Third, consider the effects of the proposed cuts on unemployment among youth. In the present economic climate, a reduction of student intake will not be compensated by gainful employment elsewhere. More young people on the dole will increase the costs of welfare, as well as add to disaffection and alienation, which are already at very high levels. (To which we can add the loss of ancillary university workers—my own college has suspended lunches in the Senior Common Room in order to save just one catering job.) As Ed Balls put it the other day, in response to renewed economic difficulties in Ireland, austerity measures like this can only damage the economy. This is not a credible economic strategy ‘because lower growth and fewer people in work and paying taxes ultimately leads to a bigger deficit, not a smaller one’.

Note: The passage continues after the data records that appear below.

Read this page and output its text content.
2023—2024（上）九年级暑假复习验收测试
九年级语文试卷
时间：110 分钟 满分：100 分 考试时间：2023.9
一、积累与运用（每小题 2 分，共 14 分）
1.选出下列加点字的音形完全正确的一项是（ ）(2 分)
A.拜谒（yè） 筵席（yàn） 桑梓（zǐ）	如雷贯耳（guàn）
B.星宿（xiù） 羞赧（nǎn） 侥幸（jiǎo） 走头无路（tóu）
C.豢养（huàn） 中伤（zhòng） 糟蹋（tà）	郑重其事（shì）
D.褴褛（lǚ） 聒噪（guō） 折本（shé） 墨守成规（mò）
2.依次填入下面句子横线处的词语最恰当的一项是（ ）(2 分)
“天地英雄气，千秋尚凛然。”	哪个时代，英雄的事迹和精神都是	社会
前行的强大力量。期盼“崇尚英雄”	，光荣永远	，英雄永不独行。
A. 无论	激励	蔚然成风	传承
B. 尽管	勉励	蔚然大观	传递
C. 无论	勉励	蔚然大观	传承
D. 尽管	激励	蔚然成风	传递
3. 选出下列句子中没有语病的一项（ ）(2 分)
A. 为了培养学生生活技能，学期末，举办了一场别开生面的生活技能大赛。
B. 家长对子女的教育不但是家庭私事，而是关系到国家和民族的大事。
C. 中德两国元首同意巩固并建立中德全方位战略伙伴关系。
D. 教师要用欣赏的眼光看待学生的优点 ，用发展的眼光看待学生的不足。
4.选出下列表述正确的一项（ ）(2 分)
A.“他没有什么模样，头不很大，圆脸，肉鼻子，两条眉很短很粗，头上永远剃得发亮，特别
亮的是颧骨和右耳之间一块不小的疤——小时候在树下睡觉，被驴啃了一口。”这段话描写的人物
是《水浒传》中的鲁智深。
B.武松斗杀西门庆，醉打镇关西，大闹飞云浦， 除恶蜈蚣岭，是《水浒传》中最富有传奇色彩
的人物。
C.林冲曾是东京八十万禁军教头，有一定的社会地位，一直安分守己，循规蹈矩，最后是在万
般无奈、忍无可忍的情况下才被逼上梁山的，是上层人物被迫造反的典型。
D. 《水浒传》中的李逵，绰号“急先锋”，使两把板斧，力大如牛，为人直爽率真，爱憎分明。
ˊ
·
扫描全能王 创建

But why is the present government out of step with other countries on HE? Apart, that is, from the sheer philistinism which is also evident in the prospective cuts in the arts budget—again despite the benefits to the country even just in economic terms. A clue can be found in a report today in the Sunday Times (no link, because I refuse to pay for internet access). The cuts, they say, ‘are expected to put as many as 30 universities into severe financial difficulties. The government is likely to allow some to fail and be broken up or taken over. Those in the greatest difficulty include Gloucestershire, Cumbria and London Metropolitan.’

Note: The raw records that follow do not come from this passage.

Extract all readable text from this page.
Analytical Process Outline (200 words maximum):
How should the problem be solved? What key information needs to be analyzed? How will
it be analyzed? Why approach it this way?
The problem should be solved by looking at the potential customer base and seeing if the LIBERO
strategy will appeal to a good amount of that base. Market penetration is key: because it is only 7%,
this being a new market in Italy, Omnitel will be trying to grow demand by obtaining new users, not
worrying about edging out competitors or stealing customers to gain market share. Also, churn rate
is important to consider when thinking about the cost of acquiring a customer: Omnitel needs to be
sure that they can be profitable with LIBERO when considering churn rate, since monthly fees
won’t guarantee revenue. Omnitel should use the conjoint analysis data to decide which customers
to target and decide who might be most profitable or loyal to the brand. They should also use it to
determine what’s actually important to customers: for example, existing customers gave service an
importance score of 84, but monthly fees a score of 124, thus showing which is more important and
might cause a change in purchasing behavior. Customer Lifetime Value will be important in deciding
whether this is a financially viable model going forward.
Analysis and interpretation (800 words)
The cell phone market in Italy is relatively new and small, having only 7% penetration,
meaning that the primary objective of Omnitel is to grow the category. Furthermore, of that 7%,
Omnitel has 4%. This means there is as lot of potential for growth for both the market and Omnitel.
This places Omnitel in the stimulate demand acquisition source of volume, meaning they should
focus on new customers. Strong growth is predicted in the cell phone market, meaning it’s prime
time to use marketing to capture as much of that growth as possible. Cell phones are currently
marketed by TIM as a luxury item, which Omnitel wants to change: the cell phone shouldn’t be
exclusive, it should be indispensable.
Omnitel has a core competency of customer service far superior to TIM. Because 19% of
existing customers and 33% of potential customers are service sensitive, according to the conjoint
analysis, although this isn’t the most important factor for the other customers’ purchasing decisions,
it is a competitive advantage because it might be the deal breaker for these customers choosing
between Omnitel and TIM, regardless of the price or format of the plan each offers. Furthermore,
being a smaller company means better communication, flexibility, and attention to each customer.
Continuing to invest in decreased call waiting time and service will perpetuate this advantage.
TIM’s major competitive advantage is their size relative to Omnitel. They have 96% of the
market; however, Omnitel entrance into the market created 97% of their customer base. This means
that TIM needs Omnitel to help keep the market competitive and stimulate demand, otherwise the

In other words, the agenda is to drive HE in the UK towards privatisation more radically than any previous government. Not necessarily by encouraging the creation of new private universities but by driving existing universities into new forms of partnership, like the news reported back in June that Harrods is teaming up with Anglia Ruskin University to offer its employees a degree in sales. The truth is that we are in the territory of what Naomi Klein has called the shock doctrine: the use of public disorientation following massive collective shocks—in this case the near-collapse of finance capitalism—to re-engineer society wholesale. Either that, or else the coaltion is intent on fulfilling the prophecy of Bank of England governor Mervyn King last April that the austerity measures imposed by the election victor will be so severe that whoever forms the government will make themselves unelectable thereafter. Or both.

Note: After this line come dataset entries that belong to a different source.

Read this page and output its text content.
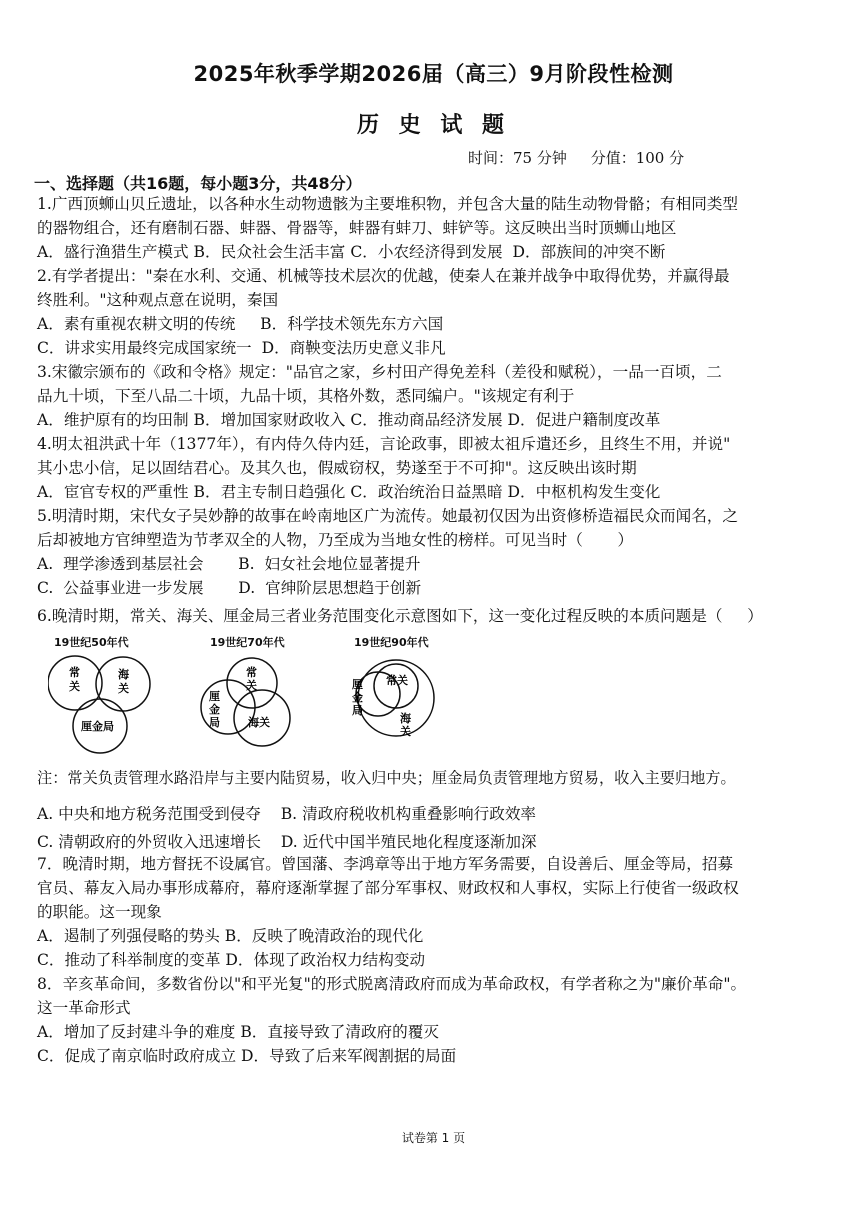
2025年秋季学期2026届（高三）9月阶段性检测
历 史 试 题
时间：75 分钟     分值：100 分
一、选择题（共16题，每小题3分，共48分）
1.广西顶蛳山贝丘遗址，以各种水生动物遗骸为主要堆积物，并包含大量的陆生动物骨骼；有相同类型
的器物组合，还有磨制石器、蚌器、骨器等，蚌器有蚌刀、蚌铲等。这反映出当时顶蛳山地区
A．盛行渔猎生产模式 B．民众社会生活丰富 C．小农经济得到发展  D．部族间的冲突不断
2.有学者提出："秦在水利、交通、机械等技术层次的优越，使秦人在兼并战争中取得优势，并赢得最
终胜利。"这种观点意在说明，秦国
A．素有重视农耕文明的传统     B．科学技术领先东方六国
C．讲求实用最终完成国家统一  D．商鞅变法历史意义非凡
3.宋徽宗颁布的《政和令格》规定："品官之家，乡村田产得免差科（差役和赋税），一品一百顷，二
品九十顷，下至八品二十顷，九品十顷，其格外数，悉同编户。"该规定有利于
A．维护原有的均田制 B．增加国家财政收入 C．推动商品经济发展 D．促进户籍制度改革
4.明太祖洪武十年（1377年），有内侍久侍内廷，言论政事，即被太祖斥遣还乡，且终生不用，并说"
其小忠小信，足以固结君心。及其久也，假威窃权，势遂至于不可抑"。这反映出该时期
A．宦官专权的严重性 B．君主专制日趋强化 C．政治统治日益黑暗 D．中枢机构发生变化
5.明清时期，宋代女子吴妙静的故事在岭南地区广为流传。她最初仅因为出资修桥造福民众而闻名，之
后却被地方官绅塑造为节孝双全的人物，乃至成为当地女性的榜样。可见当时（       ）
A.  理学渗透到基层社会       B.  妇女社会地位显著提升
C.  公益事业进一步发展       D.  官绅阶层思想趋于创新
6.晚清时期，常关、海关、厘金局三者业务范围变化示意图如下，这一变化过程反映的本质问题是（     ）
19世纪50年代
常
关
海
关
厘金局
19世纪70年代
常
关
厘
金
局	海关
19世纪90年代
常关
厘
金
局
海
关
注：常关负责管理水路沿岸与主要内陆贸易，收入归中央；厘金局负责管理地方贸易，收入主要归地方。
A. 中央和地方税务范围受到侵夺    B. 清政府税收机构重叠影响行政效率
C. 清朝政府的外贸收入迅速增长    D. 近代中国半殖民地化程度逐渐加深
7．晚清时期，地方督抚不设属官。曾国藩、李鸿章等出于地方军务需要，自设善后、厘金等局，招募
官员、幕友入局办事形成幕府，幕府逐渐掌握了部分军事权、财政权和人事权，实际上行使省一级政权
的职能。这一现象
A．遏制了列强侵略的势头 B．反映了晚清政治的现代化
C．推动了科举制度的变革 D．体现了政治权力结构变动
8．辛亥革命间，多数省份以"和平光复"的形式脱离清政府而成为革命政权，有学者称之为"廉价革命"。
这一革命形式
A．增加了反封建斗争的难度 B．直接导致了清政府的覆灭
C．促成了南京临时政府成立 D．导致了后来军阀割据的局面
试卷第 1 页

To conclude, let me return to where I began. I am broadly encouraged by the election of Ed Miliband as the new leader of the Labour Party, and if he continues as he’s started (he gave an excellent interview on the Andrew Marr Show on Sunday morning) I can see myself returning to the fold and voting Labour next time round (and the sooner the better). But I’m not convinced he has the right position yet on university funding. He suggests in a post on his campaign blog that a graduate tax is a fair alternative to raising fees. I am inclined, however, to agree with a response by Brian Barder, that it’s neither workable not appropriate. Have a look at Barder’s blog for the arguments, but in summary, ‘the provision of university education…benefits the whole of society in numerous obvious ways, including indirectly those who haven’t been to university, so society should pay for university education collectively through the tax system.’ The fair solution is therefore

a general increase in the higher rates of income tax, on the principle that all those who can afford to contribute more to social goods, not just graduates, should pay more tax . A future Labour government will need to be much less timid about taxing very high incomes — and wealth — on a steeply rising scale… Threats from the mega-rich to emigrate if their taxes go up are a bluff that should be called — and if it’s not a bluff, good riddance to them.

About these ads

2 responses to “Crazy about HE

  1. Pingback: Educator reflect on Ed Miliband, graduate tax and the cuts

  2. Dear Michael,
    Your lucid account of the crazy policies threatening HE is a statement of the obvious but which seems to be blindly accepted by too many of those who will be affected by it.
    The inevitable response, ‘what is to be done?’ is the harder question. All I can suggest is Gramsci’s pessimism of the intellect, optimism of the will.